Sukses

Penggantian Nama Jawa Barat Jadi Polemik di Cirebon, Ini Alasannya 'Jeh'

Liputan6.com, Cirebon - Usulan penggantian nama Provinsi Jawa Barat menjadi Tatar Sunda kembali mencuat dalam sebuah Kongres Sunda yang digelar di Bandung beberapa waktu lalu.

Namun, usulan tersebut memicu respon dari Wali Kota Cirebon Nashrudin Azis. Menurut dia, adanya perubahan nama berpotensi memicu terjadinya pemisah.

"Kita ini Indonesia jadi jangan kemudian kita mengeluarkan istilah yang nanti bakal memisahkan Indonesia, saya berharap demikian," kata Azis kepada wartawan, Rabu (14/10/2020).

Azis mengaku keberatan dengan usulan perubahan nama menjadi Tatar Sunda. Sebab, akan berdampak khususnya masyarakat yang ada di Pantura Jawa Barat.

Dia menyebutkan, Cirebon merupakan salah satu daerah yang memiliki bahasa berbeda dengan Sunda. Bahkan, Cirebon sudah diakui menjadi salah satu suku di Indonesia.

"Ini akan menimbulkan sikap pengistimewaan bagi kelompok masyarakat yang ada di Kota dan Kabupaten di Jawa Barat," ujar Azis.

Azis mengaku, selama ini warga di Pantura Jawa Barat tidak pernah merasakan menjadi bagian dari orang Jawa Barat. Sebab, kata dia, posisi Cirebon ada di utaranya Jawa Barat.

Oleh karena itu, dia berharap usul mengubah nama Provinsi Jawa Barat menjadi Tatar Sunda sebaiknya diurungkan. Jika tetap dipaksakan, kemungkinan akan memicu keinginan membentuk provinsi sendiri yang belum tentu menguntungkan bagi daerah tersebut.
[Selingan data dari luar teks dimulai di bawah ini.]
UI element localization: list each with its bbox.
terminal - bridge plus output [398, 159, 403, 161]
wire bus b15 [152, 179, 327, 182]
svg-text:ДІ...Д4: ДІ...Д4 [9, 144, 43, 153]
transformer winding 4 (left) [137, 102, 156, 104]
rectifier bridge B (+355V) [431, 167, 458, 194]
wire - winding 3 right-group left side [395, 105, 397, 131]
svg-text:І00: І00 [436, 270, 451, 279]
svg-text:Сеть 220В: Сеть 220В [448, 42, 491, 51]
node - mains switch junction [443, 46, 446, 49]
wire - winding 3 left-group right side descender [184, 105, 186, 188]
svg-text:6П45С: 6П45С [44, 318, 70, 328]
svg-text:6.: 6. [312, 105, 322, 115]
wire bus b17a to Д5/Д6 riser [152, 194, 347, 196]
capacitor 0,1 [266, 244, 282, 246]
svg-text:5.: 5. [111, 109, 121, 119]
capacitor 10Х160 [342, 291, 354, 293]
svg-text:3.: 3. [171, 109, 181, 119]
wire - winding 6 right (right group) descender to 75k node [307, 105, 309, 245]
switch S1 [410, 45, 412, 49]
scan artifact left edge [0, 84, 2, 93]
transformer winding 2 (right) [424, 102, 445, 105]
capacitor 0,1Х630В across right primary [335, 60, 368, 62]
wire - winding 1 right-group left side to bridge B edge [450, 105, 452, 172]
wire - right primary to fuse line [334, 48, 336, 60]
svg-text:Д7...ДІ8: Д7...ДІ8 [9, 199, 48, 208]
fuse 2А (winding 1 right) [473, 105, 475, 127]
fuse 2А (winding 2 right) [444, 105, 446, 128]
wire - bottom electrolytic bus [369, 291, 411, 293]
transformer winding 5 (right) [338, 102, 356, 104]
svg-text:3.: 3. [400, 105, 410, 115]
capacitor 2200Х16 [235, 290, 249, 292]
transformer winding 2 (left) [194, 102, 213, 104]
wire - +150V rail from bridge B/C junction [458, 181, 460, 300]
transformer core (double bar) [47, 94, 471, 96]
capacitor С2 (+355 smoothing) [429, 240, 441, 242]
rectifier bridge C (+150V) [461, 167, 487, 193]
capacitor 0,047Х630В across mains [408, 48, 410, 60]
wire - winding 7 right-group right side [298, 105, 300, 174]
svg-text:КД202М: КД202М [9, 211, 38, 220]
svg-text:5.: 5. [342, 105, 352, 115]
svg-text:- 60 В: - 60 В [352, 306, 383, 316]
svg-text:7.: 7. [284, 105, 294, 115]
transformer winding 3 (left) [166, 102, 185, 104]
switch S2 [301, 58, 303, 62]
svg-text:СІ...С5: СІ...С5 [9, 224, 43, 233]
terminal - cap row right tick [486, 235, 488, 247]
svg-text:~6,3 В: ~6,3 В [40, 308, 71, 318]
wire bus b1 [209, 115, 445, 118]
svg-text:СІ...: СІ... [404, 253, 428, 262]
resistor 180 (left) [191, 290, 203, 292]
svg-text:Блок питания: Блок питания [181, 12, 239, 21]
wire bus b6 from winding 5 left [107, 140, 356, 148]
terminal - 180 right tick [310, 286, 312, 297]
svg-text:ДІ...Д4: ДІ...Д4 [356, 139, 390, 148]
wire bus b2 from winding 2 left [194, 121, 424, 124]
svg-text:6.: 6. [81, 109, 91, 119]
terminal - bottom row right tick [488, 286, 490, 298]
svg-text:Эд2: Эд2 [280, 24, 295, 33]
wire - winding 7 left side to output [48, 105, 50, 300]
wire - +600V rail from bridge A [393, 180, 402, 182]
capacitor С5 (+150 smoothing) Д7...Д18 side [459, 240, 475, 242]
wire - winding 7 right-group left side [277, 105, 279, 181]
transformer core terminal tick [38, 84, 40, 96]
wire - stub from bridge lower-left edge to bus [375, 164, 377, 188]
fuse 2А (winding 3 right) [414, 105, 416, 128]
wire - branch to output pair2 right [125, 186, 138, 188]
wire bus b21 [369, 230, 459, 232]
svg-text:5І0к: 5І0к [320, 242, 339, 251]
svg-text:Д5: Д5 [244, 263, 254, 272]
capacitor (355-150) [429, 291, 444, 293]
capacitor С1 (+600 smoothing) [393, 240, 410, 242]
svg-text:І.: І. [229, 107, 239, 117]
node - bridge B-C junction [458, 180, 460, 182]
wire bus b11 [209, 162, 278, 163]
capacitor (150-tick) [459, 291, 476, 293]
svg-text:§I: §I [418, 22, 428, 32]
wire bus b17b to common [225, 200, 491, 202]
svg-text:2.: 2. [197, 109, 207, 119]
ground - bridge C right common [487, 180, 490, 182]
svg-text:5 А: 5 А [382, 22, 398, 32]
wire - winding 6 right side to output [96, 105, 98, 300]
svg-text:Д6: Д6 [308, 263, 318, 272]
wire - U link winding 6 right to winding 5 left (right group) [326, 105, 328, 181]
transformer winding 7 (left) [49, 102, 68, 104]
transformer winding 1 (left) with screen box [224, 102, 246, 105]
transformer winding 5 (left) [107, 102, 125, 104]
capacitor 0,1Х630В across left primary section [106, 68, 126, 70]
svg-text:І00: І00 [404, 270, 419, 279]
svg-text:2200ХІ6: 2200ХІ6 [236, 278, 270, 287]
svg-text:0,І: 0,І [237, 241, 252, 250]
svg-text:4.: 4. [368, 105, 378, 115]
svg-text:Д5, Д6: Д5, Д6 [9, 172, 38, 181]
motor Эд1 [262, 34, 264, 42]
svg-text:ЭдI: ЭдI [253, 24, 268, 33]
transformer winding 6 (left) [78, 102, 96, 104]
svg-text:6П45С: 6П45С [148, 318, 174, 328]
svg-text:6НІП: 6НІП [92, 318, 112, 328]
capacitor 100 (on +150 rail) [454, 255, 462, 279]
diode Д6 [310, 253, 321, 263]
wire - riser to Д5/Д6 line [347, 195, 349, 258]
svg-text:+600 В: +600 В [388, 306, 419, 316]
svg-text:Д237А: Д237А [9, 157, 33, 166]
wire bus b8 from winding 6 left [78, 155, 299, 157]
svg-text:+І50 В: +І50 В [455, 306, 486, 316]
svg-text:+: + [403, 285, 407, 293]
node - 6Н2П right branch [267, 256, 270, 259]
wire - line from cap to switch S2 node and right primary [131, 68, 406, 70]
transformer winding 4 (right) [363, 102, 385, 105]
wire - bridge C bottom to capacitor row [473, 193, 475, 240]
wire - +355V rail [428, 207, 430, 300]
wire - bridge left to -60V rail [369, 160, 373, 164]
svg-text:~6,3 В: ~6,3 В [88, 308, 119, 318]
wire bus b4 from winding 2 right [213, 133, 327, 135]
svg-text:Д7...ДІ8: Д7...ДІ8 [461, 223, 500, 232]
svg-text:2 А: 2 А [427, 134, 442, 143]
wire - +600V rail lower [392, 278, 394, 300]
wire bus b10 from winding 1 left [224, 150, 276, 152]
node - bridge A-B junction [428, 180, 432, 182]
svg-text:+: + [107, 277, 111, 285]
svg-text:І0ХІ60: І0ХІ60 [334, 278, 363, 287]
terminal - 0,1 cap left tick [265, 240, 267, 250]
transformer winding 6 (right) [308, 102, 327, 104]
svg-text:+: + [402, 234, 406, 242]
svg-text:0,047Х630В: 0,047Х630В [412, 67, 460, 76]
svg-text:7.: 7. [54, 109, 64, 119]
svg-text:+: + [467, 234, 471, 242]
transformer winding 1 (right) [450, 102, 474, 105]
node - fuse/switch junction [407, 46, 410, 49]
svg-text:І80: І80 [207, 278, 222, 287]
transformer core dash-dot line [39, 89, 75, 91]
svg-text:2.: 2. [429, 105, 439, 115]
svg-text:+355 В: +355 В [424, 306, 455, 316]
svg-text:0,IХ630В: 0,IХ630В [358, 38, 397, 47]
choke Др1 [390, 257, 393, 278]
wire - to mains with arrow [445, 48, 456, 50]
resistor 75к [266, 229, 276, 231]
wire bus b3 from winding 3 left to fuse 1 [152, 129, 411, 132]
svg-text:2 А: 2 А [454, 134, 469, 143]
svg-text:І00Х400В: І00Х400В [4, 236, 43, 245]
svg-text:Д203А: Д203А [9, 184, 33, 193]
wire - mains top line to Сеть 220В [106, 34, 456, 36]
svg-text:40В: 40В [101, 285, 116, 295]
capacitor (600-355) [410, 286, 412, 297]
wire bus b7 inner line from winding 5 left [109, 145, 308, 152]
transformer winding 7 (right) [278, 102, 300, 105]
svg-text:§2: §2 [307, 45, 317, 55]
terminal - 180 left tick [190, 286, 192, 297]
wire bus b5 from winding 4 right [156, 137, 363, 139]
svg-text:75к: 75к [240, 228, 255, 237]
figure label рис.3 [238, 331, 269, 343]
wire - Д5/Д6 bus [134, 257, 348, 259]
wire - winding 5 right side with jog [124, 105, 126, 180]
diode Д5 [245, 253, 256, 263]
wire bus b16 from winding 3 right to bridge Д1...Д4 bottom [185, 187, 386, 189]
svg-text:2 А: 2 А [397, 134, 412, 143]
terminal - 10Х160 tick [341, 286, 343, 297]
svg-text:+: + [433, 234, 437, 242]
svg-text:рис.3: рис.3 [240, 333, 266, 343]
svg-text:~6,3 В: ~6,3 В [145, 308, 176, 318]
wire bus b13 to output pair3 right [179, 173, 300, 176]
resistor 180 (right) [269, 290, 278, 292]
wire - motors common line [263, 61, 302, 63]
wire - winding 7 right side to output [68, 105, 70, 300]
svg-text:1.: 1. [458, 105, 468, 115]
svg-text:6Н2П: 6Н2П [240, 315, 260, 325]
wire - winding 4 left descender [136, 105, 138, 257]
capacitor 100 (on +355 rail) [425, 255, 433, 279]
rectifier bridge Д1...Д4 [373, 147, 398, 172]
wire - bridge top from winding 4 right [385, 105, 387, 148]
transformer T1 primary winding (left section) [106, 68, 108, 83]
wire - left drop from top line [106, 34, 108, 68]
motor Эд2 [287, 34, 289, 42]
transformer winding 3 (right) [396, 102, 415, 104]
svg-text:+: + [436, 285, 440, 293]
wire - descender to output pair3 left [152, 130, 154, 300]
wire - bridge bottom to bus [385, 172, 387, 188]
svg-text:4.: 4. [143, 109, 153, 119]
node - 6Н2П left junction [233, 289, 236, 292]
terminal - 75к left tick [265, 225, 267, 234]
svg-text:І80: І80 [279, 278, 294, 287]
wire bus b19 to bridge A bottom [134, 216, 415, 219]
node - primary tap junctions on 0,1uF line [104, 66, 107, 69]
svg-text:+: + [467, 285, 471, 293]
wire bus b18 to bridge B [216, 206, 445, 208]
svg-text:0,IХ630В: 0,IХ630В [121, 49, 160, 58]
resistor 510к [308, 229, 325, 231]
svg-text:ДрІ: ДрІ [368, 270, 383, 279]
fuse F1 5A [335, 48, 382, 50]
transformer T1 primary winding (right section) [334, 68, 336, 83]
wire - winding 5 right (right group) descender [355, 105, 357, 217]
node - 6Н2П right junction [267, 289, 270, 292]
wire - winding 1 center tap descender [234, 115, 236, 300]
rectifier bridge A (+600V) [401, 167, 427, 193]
"Kalau tetap disebut Tatar Sunda kami yang ada di Pantura ini apa. Merasa tidak diaku," tegas Azis.

2 dari 3 halaman

Kongres Sunda

Seperti yang sudah diberitakan, Wakil Ketua MPR Fadel Muhammad mendengarkan aspirasi pengembalian nama Sunda menggantikan Jawa Barat. Aspirasi itu mencuat dalam Kongres Sunda yang digelar di Aula Rancage Perpustakaan Ajip Rosidi, Kota Bandung, Senin (12/10/2020).

Ketua Perubahan nama Provinsi Jawa Barat menjadi Provinsi Sunda Adji Esha Pangestu menuturkan, kata Sunda saat ini hanya dikenal sebagai bagian dari suku yang tinggal di wilayah Barat. Padahal, menurut garis sejarah, Sunda mencakup wilayah geografis yang besar mencakup Pulau Jawa dan pulau-pulau lainnya.

"Tahun 1926 penjajah memberi nama menjadi West Java atau Jawa Barat. Sejak saat itu Sunda diberi nama itu untuk penataan perkebunan. Tujuannya, mengadu domba masyarakat yang dulu solid, baik dari etnis Jawa, Cina dan India. Bersinergi kuat dan sulit dikendalikan oleh Belanda," katanya.

Sementara itu, Ketua Steering Comitee Kongres Sunda Andri P Kantaprawira mengatakan, sedianya istilah Sunda sendiri telah tergerus dan hanya dianggap sebagai kelompok suku saja.

"Kita sudah kehilangan banyak, Sunda Besar, Sunda Kecil. Kebudayaan kita sudah tergerus, badak Sunda diganti menjadi badak Jawa. Penggantian nama Tatar Sunda, Sunda atau Pasundan ini keseluruhan atau sebutan," ujarnya.

Oleh karena itu, menurut Andri, penamaan Sunda akan membawa roh budaya dan karakter Sunda. Aspirasi ini akan disampaikan kepada Presiden Joko Widodo.

"Karena kita lihat esensinya, perubahan itu untuk perubahan karakter, spirit kebudayan itu karena ada budaya unggul, adat yang kembali, Sunda Mulya, Sunda Unggul. Itu akan ke perubahan, karena budaya adalah fondasi kemajuan," ujarnya.